Other contemporary movements, such as the Red Turbans and the Triads, also opposed the Manchu Qing as alien usurpers; they wanted to set the clock back to 1644 and restore the Ming. But the Taipings opposed the Qing as the last in a long line of heretical alien dynasties; the clock should go back to AD 221. This chimed, as it were, with important strands in recent thought. Eighteenth-century scholars equally unreconciled to the Qing had blamed the failure of the indigenous Ming on the Neo-Confucianism of Zhu Xi (he of the ‘Four Books’ and the text-bound ‘investigation of all things’) or Wang Yangming (and his dangerously malleable ‘innate sense’ of what was right and humane). They too, therefore, had looked back to an earlier tradition and especially to the Han dynasty when the classic texts still retained a pristine quality uncorrupted by later editing. Practising what they called ‘evidential research’, these scholars brought to bear on the classics a more scientific approach in linguistics, geography and astronomy, and so restored a certain vitality to Confucian studies.

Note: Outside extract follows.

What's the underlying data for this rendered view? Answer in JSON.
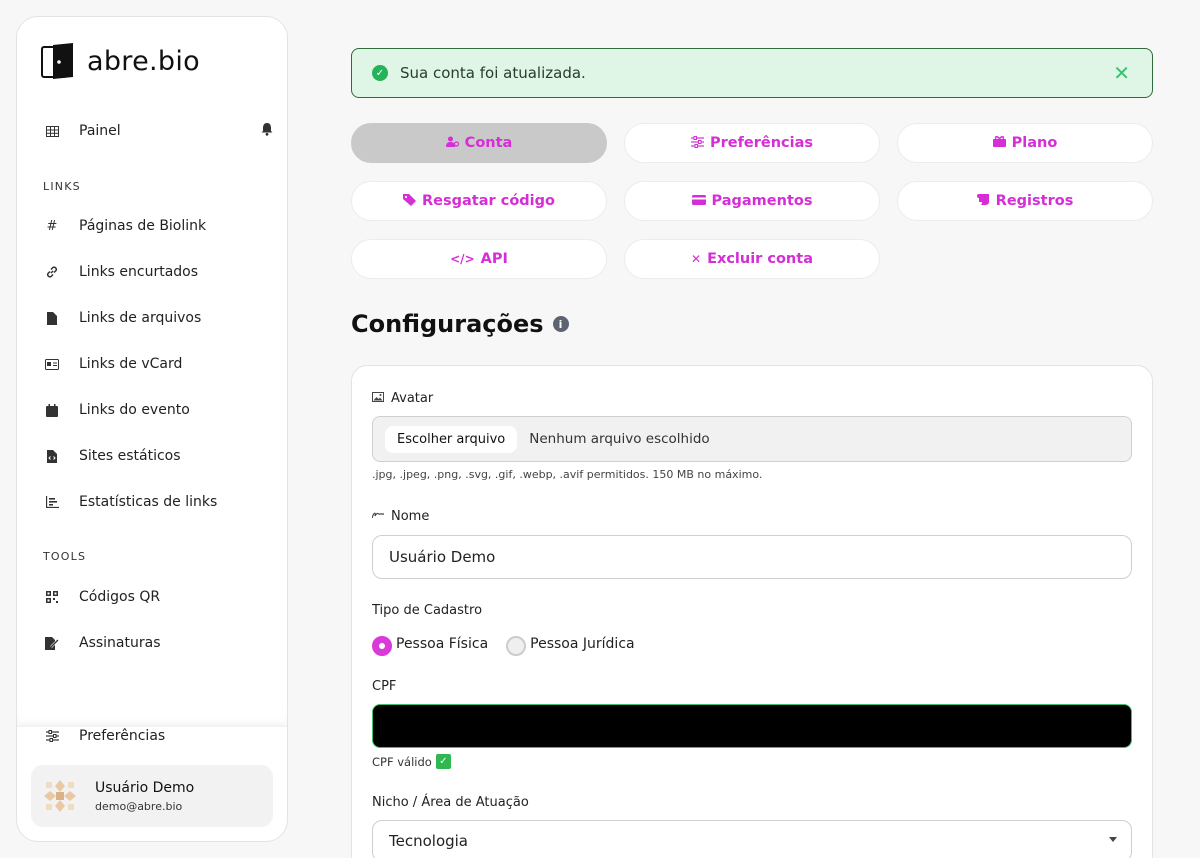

Earlier another Ming loyalist, Wang Fuzhi (d. 1692), had pursued a similar line of anti-Manchu argument but with quite different results. Questioning the cherished belief that alien invaders always succumbed to zhongguo’s superior culture and were assimilated by it, Wang Fuzhi had proposed that Han and non-Han values were in fact incompatible; alien regimes had warped Chinese civilisation rather than being absorbed by it, and Confucius himself had foreseen as much. Therefore, wrote Wang, ‘destroying the [aliens] to save our people may be called humane, deceiving and treating them as they hate to be treated may be called loyal, and occupying their territory . . . confiscating their property . . . may be called righteous’.22 Wang Fuzhi sought only a rationale for opposing the Manchu Qing; but in such sentiments later writers have discovered ‘the first hesitant gropings towards the discovery of a “national” tradition’. Ethnocentric and exclusive, these gropings did not as yet amount to ‘a new organic tradition’ of Han assertiveness. But as an experiment to this end, the contribution of Hong Xiuquan and the Taipings would be significant, ‘albeit fantastic, visionary, and intellectually distasteful to upper-class Chinese of the time’.23 Whether by chance or design, the Taipings tapped into some of the sources of later Chinese nationalism – antipathy to Qing imperialism on the grounds of its alien origin, authenticity through alignment with an impeccably organised agrarian society, insistence on China’s centrality (even within Christianity’s universal ‘All-under-Heaven’), a yearning for social justice and gender equality, and the espousal of a common Han Chinese identity based on place, race and culture rather than dynastic mandates and historiographic sanction.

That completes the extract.